Monday, May 11, 2009

Bloomberg tax plan is bad news for business

From NY1:

The Council is overwhelmingly opposed to the mayor's sales tax plan, an opposition that turned to frustration after Page's response. One member even noted that Bloomberg keeps touting his job creation plan on the campaign trail.

"The administration should consult the campaign, because every time I turn on the television it seems that I am reminded that they know how to quantify jobs," said Councilman James Oddo.

When asked about the impact of his sales tax plan on employment, the mayor, who regularly rattles off numbers from memory, couldn't offer a hard estimate.

"This is not good for job creation. I don't know. We have probably done some estimates," said Bloomberg.

The chairman of the finance committee says Council officials estimate that 1,200 retail jobs could be lost because of the clothing tax repeal.

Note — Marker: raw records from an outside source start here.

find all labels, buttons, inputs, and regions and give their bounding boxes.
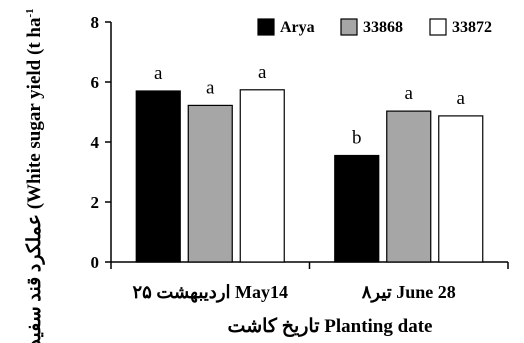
bar <box>239 89 285 263</box>
x-axis: ۲۵ اردیبهشت May14 ۸تیر June 28 <box>110 261 509 303</box>
x-category-label: ۸تیر June 28 <box>361 282 456 303</box>
y-tick-label: 4 <box>91 133 100 152</box>
legend-label: 33872 <box>452 19 492 36</box>
y-axis-label-group: عملکرد قند سفید (White sugar yield (t ha… <box>24 8 45 343</box>
significance-letter: a <box>457 88 466 109</box>
bar <box>135 90 181 263</box>
legend-swatch <box>340 18 358 36</box>
x-axis-label: تاریخ کاشت Planting date <box>228 316 433 337</box>
y-axis-label: عملکرد قند سفید (White sugar yield (t ha… <box>24 8 45 343</box>
bar <box>386 110 432 263</box>
legend-swatch <box>429 18 447 36</box>
significance-letter: a <box>405 83 414 104</box>
bar <box>438 115 484 263</box>
y-tick-label: 0 <box>91 253 100 272</box>
x-category-label: ۲۵ اردیبهشت May14 <box>132 282 288 303</box>
legend-label: Arya <box>280 19 315 36</box>
bar <box>187 104 233 263</box>
bar <box>334 154 380 263</box>
significance-letter: a <box>206 77 215 98</box>
legend-swatch <box>257 18 275 36</box>
legend-label: 33868 <box>363 19 403 36</box>
y-tick-label: 2 <box>91 193 100 212</box>
significance-letter: a <box>258 62 267 83</box>
y-tick-label: 6 <box>91 73 100 92</box>
bars: a b a a a a <box>135 62 484 263</box>
y-axis: 0 2 4 6 8 <box>91 13 112 272</box>
significance-letter: a <box>154 63 163 84</box>
y-tick-label: 8 <box>91 13 100 32</box>
y-axis-label-superscript: -1 <box>24 8 36 17</box>
significance-letter: b <box>352 128 362 149</box>
legend: Arya 33868 33872 <box>257 18 492 36</box>
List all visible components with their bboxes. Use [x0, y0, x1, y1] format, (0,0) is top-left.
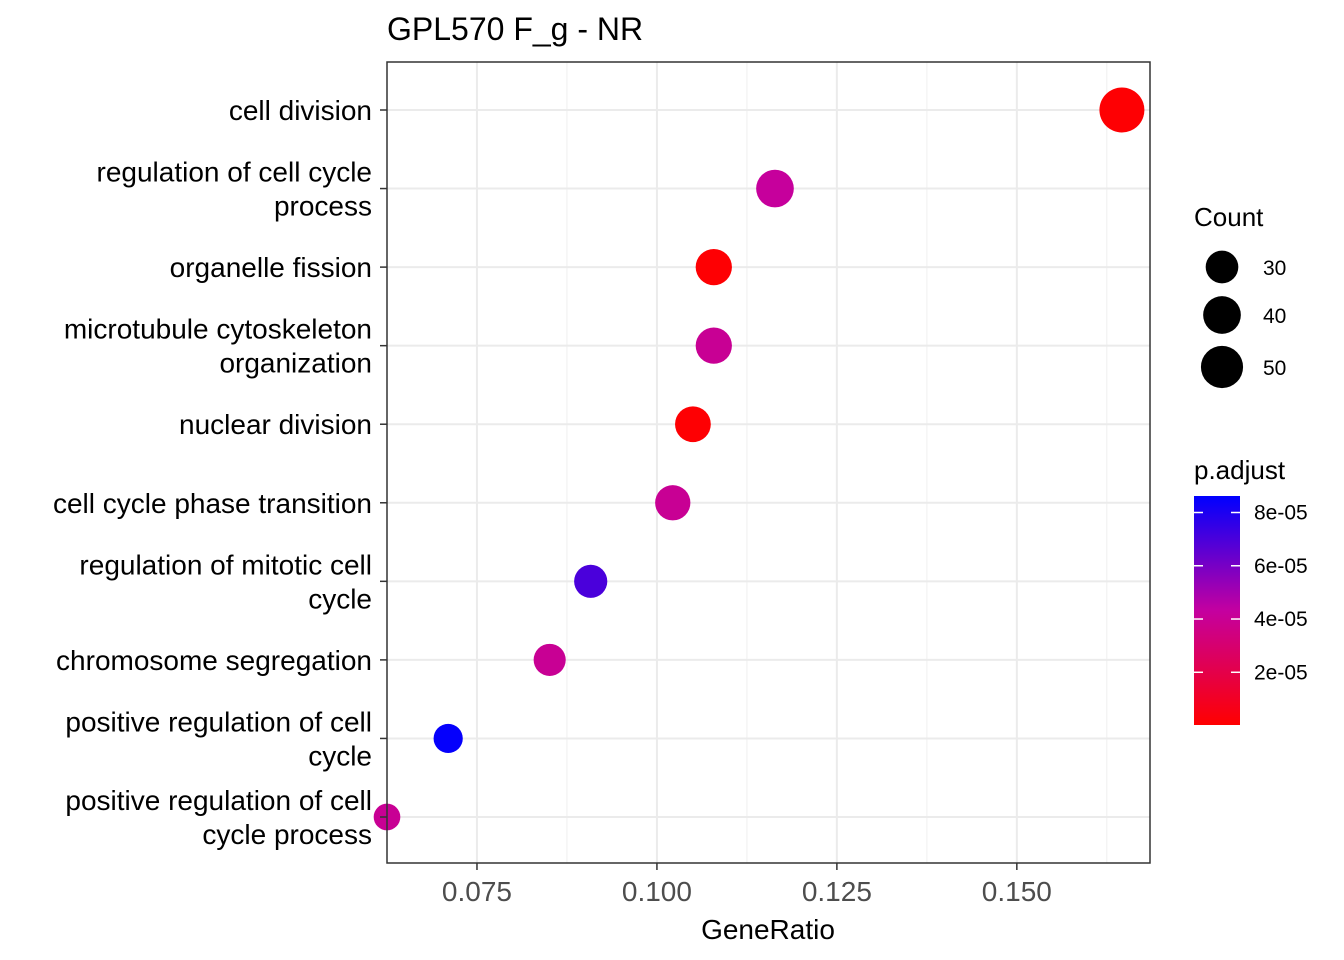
plot-panel	[373, 61, 1151, 864]
padjust-colorbar	[1194, 496, 1240, 725]
x-tick-label: 0.100	[622, 876, 692, 907]
x-axis: 0.075 0.100 0.125 0.150	[442, 863, 1052, 907]
x-tick-label: 0.150	[982, 876, 1052, 907]
padjust-legend-label: 2e-05	[1254, 661, 1308, 684]
data-points	[373, 87, 1145, 831]
panel-border	[386, 61, 1151, 864]
count-legend-label: 40	[1263, 305, 1286, 328]
y-tick-label: microtubule cytoskeleton	[64, 314, 372, 345]
padjust-legend: p.adjust 8e-05 6e-05 4e-05 2e-05	[1194, 455, 1308, 725]
y-tick-label: chromosome segregation	[56, 645, 372, 676]
y-tick-label: organelle fission	[170, 252, 372, 283]
y-tick-label: regulation of cell cycle	[97, 157, 372, 188]
y-tick-label: cycle	[308, 740, 372, 771]
data-point	[756, 169, 794, 208]
y-tick-label: organization	[219, 348, 372, 379]
y-tick-label: regulation of mitotic cell	[79, 549, 372, 580]
padjust-legend-label: 4e-05	[1254, 608, 1308, 631]
count-legend-key	[1200, 345, 1244, 389]
padjust-legend-label: 6e-05	[1254, 555, 1308, 578]
y-tick-label: cycle	[308, 583, 372, 614]
y-tick-label: positive regulation of cell	[65, 785, 372, 816]
count-legend-label: 50	[1263, 357, 1286, 380]
data-point	[433, 723, 463, 754]
data-point	[1099, 87, 1145, 133]
y-tick-label: nuclear division	[179, 409, 372, 440]
chart-title: GPL570 F_g - NR	[387, 11, 643, 47]
y-tick-label: cycle process	[202, 819, 372, 850]
y-tick-label: process	[274, 191, 372, 222]
y-axis: cell division regulation of cell cyclepro…	[53, 95, 387, 850]
count-legend-label: 30	[1263, 257, 1286, 280]
padjust-legend-title: p.adjust	[1194, 455, 1286, 485]
count-legend-key	[1205, 250, 1239, 284]
data-point	[695, 327, 732, 364]
count-legend: Count 30 40 50	[1194, 202, 1286, 389]
data-point	[695, 248, 732, 286]
data-point	[574, 564, 608, 598]
grid-minor	[566, 62, 1108, 863]
data-point	[533, 643, 566, 676]
x-tick-label: 0.125	[802, 876, 872, 907]
y-tick-label: positive regulation of cell	[65, 706, 372, 737]
padjust-legend-label: 8e-05	[1254, 502, 1308, 525]
data-point	[655, 485, 691, 521]
x-tick-label: 0.075	[442, 876, 512, 907]
y-tick-label: cell division	[229, 95, 372, 126]
y-tick-label: cell cycle phase transition	[53, 488, 372, 519]
x-axis-title: GeneRatio	[701, 914, 835, 945]
count-legend-key	[1203, 296, 1241, 334]
data-point	[675, 406, 711, 443]
count-legend-title: Count	[1194, 202, 1264, 232]
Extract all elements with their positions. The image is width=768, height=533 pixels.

Council members are floating their own alternatives to the sales tax increase, which would raise the rate by half a percentage point.

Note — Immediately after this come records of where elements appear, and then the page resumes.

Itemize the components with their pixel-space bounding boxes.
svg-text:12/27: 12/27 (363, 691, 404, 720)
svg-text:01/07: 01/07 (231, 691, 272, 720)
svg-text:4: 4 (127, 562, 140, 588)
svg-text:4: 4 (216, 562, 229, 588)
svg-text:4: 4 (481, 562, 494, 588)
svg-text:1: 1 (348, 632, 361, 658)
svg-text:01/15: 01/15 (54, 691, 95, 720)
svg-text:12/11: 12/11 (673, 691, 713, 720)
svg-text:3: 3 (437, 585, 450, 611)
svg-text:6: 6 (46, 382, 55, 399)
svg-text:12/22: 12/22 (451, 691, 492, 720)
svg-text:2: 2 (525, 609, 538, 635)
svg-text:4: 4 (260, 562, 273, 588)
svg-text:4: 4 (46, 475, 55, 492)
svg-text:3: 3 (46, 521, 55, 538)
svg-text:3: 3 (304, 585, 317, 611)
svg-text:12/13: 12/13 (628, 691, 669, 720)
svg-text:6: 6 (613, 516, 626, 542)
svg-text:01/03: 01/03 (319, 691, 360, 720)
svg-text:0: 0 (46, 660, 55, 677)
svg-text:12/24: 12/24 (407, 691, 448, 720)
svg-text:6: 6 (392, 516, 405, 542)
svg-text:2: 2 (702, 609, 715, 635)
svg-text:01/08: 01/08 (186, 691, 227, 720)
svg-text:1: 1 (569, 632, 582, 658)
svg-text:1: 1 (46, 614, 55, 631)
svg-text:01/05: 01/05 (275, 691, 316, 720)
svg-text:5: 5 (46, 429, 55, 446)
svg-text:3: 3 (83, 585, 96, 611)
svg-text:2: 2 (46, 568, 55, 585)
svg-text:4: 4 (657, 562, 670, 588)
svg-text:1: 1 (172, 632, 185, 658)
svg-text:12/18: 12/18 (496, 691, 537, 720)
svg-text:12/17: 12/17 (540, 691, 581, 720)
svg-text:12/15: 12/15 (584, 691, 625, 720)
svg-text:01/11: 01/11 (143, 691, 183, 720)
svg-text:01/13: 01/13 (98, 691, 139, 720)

The proposals include calls to bring back the commuter tax, raise taxes on wealthy New Yorkers, create a mortgage recording tax on co-op purchases and impose an income tax surcharge.


Hey Oddo, why did your party endorse this guy again?

2 comments:

linda said...

well like the part on raising the tax on the wealthy, i say about fxxking time. but what exactly is a income tax surcharge? you going to tax us more??? wow commuters tax, hmm long island isn't going to like that too much and just think if he had his way with the tolls. retail is going to be hit the hardest, lost of jobs and then people aren't going to shop, especially since they aren't working. yeah bloomberg who endorsed him??? not me.

Anonymous said...

I find the retail sales tax to be the most problematic since it is so easy to shop Jersey or Pennsylvania, or make the threads last another year.

Retail is getting massacred right now and it is a prime training ground for first job holders, a second source of income for the retired, and one of the three jobs of the working poor.